Dollar cost averaging program
This form of systematic investing helps you steadily build up your portfolio by investing fixed dollar amounts according to a schedule
We work with individual investors just like you every day. And over the years, experience has taught us that time in the market — not timing the market — is a solid strategy for success. Dollar cost averaging can help you build your portfolio over time and potentially smooth out the bumps along the way.
What is dollar cost averaging?
Dollar cost averaging is a strategy in which you make regular, fixed investments regardless of the cost of the asset. By investing on a set schedule, you develop discipline that can help you be a better long-term investor. Plus, investing systematically lets you buy more shares when the price is low and fewer when the price is high. Think of it this way: It helps "average out" your share price over time.
Pros of dollar cost averaging
Some potential benefits of dollar cost averaging can include:
- Reduced timing risk as investments are made regularly
- Lower volatility risk with short-term price changes
- Easy accessibility to new or inexperienced investors
Cons of dollar cost averaging
Potential drawbacks of dollar cost averaging can include:
- Missing out on growth investments that aren't part of your strategy
- Short-term underperformance, though long-term investing can help negate this
- Potential to perform worse than the broader markets
If you have concerns about your investment strategy, consider contacting a financial advisor to start developing an investment strategy that works for you.
The four C's of dollar cost averaging
- Convenience – Once you've decided on a fixed dollar amount to invest systemically, you take procrastination out of the situation. It's built-in discipline to help you cross several savings goals off your to-do list each month.
- Consistency – Every month, regardless of market movements, you are accumulating shares continuously and consistently.

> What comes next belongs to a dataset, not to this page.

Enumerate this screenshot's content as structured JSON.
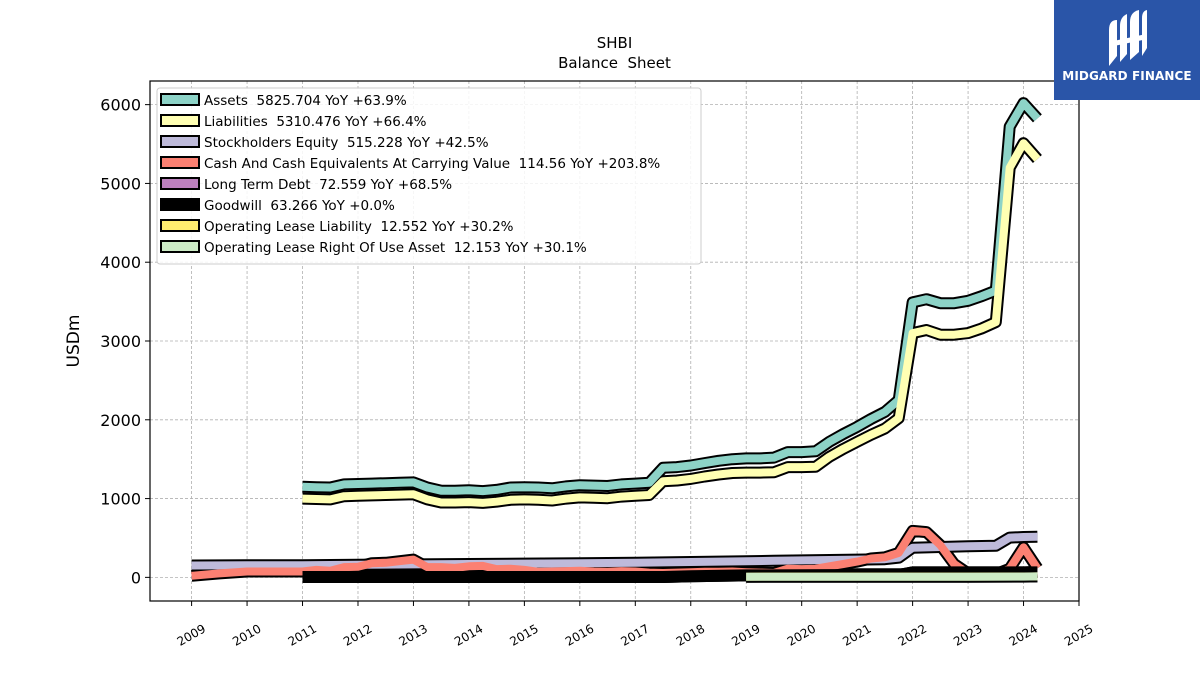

- Choice – You can systematically invest in mutual funds, exchange-traded funds (ETFs), annuities and even individual stocks.
- Control – Dollar cost averaging lets you focus on what you can control — investing a set amount on a regular basis — rather than what you can't: the ups and downs of the market.
Dollar cost averaging example
Imagine you have $6,000 you want to invest in a specific stock, which is currently valued at $10 per share. You could purchase 600 shares upfront. Or, you could purchase $1,000's worth of shares once a month for the next six months. Now, imagine the following price action over a six-month period with $1,000 invested each month:
- Month 1: $10 per share, 100 shares purchased
- Month 2: $12 per share, 83.33 shares purchased
- Month 3: $8 per share, 125 shares purchased
- Month 4: $11 per share, 90 shares purchased
- Month 5: $9 per share, 111.11 shares purchased
- Month 6: $10 per share, 100 shares purchased
In this scenario, you would own 609.44 shares of the stock after six months, compared to 600 shares if you had invested all $6,000 upfront.
How to get started with dollar cost averaging
- Call your local Edward Jones financial advisor to learn more about how the program works. When you're ready, just give written authorization to enroll.
- You can change or stop the program at any time with just a phone call.
- We do all the record-keeping for you.
- Take advantage of our convenient and complimentary automatic money transfer from a checking, savings or money market account, so you have one less thing to worry about.
Important Information:
Systematic investing does not guarantee a profit or protect against loss. Investors should consider their willingness to keep investing when share prices are declining.